4.4. Statistical Analysis
Statistical analyses were performed using IBM® SPSS Statistics, Version 28. All outcomes were compared between patients who received cefepime through the IVPB and IVP administration routes. Categorical variables, including the primary outcome, were compared using the Chi-squared test and are reported as number and percentage. Continuous variables were evaluated for their distribution and were compared using the independent two-sample t-test and reported as mean and standard deviation if normally distributed, or they were compared using the Mann-Whitney U test and reported as median and interquartile range if non-parametrically distributed. The sample size could not be predetermined, as this was a retrospective study, and the number of patients included was dependent on the timeframe of available data.

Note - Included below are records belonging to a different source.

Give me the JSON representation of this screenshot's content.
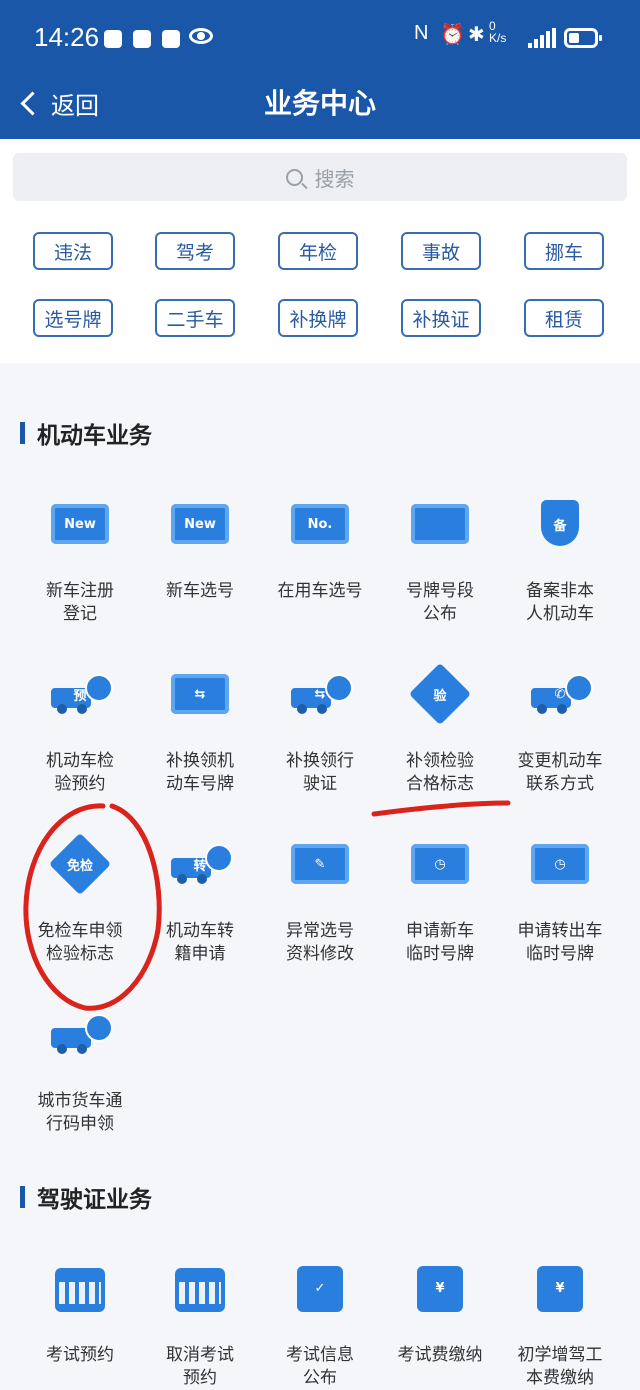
{
  "status_bar": {
    "time": "14:26",
    "net_speed": "0 K/s"
  },
  "nav": {
    "back_label": "返回",
    "title": "业务中心"
  },
  "search": {
    "placeholder": "搜索"
  },
  "quick_tags": [
    "违法",
    "驾考",
    "年检",
    "事故",
    "挪车",
    "选号牌",
    "二手车",
    "补换牌",
    "补换证",
    "租赁"
  ],
  "sections": [
    {
      "title": "机动车业务",
      "items": [
        {
          "icon": "new-car-register-icon",
          "glyph": "New",
          "line1": "新车注册",
          "line2": "登记"
        },
        {
          "icon": "new-car-plate-icon",
          "glyph": "New",
          "line1": "新车选号",
          "line2": ""
        },
        {
          "icon": "used-car-plate-icon",
          "glyph": "No.",
          "line1": "在用车选号",
          "line2": ""
        },
        {
          "icon": "plate-segment-board-icon",
          "glyph": "",
          "line1": "号牌号段",
          "line2": "公布"
        },
        {
          "icon": "record-shield-icon",
          "glyph": "备",
          "line1": "备案非本",
          "line2": "人机动车"
        },
        {
          "icon": "inspection-booking-truck-icon",
          "glyph": "预",
          "line1": "机动车检",
          "line2": "验预约"
        },
        {
          "icon": "plate-swap-icon",
          "glyph": "⇆",
          "line1": "补换领机",
          "line2": "动车号牌"
        },
        {
          "icon": "license-swap-car-icon",
          "glyph": "⇆",
          "line1": "补换领行",
          "line2": "驶证"
        },
        {
          "icon": "inspection-mark-diamond-icon",
          "glyph": "验",
          "line1": "补领检验",
          "line2": "合格标志"
        },
        {
          "icon": "change-contact-truck-icon",
          "glyph": "✆",
          "line1": "变更机动车",
          "line2": "联系方式"
        },
        {
          "icon": "exempt-inspection-diamond-icon",
          "glyph": "免检",
          "line1": "免检车申领",
          "line2": "检验标志"
        },
        {
          "icon": "transfer-truck-icon",
          "glyph": "转",
          "line1": "机动车转",
          "line2": "籍申请"
        },
        {
          "icon": "edit-plate-icon",
          "glyph": "✎",
          "line1": "异常选号",
          "line2": "资料修改"
        },
        {
          "icon": "temp-plate-clock-icon",
          "glyph": "◷",
          "line1": "申请新车",
          "line2": "临时号牌"
        },
        {
          "icon": "transfer-out-temp-plate-icon",
          "glyph": "◷",
          "line1": "申请转出车",
          "line2": "临时号牌"
        },
        {
          "icon": "city-truck-pass-icon",
          "glyph": "",
          "line1": "城市货车通",
          "line2": "行码申领"
        }
      ]
    },
    {
      "title": "驾驶证业务",
      "items": [
        {
          "icon": "exam-booking-calendar-icon",
          "glyph": "",
          "line1": "考试预约",
          "line2": ""
        },
        {
          "icon": "cancel-exam-calendar-icon",
          "glyph": "",
          "line1": "取消考试",
          "line2": "预约"
        },
        {
          "icon": "exam-info-board-icon",
          "glyph": "✓",
          "line1": "考试信息",
          "line2": "公布"
        },
        {
          "icon": "exam-fee-receipt-icon",
          "glyph": "¥",
          "line1": "考试费缴纳",
          "line2": ""
        },
        {
          "icon": "learner-fee-icon",
          "glyph": "¥",
          "line1": "初学增驾工",
          "line2": "本费缴纳"
        }
      ]
    }
  ],
  "colors": {
    "header": "#1a57a9",
    "icon_blue": "#2a7fde",
    "annotation_red": "#d9231c"
  }
}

Therefore, a post hoc power calculation was performed based on the available sample size and the observed rate of treatment failure. A multivariate binary logistic regression model was applied to the primary outcome to identify variables associated with treatment failure. The dependent variable in the model was treatment failure. Independent variables included in the model were agreed upon by consensus of the investigators a priori and included age, gender, source of infection, duration of antibiotic therapy, SOFA score, and route of administration (IVP vs. IVPB). Both the unadjusted, univariate analysis and adjusted, multivariate analysis are reported. A post hoc subgroup analysis was conducted to further examine patients with a culture positive for Pseudomonas aeruginosa. All statistical tests were repeated in this subgroup. For all analyses, an alpha less than 0.05 was considered significant.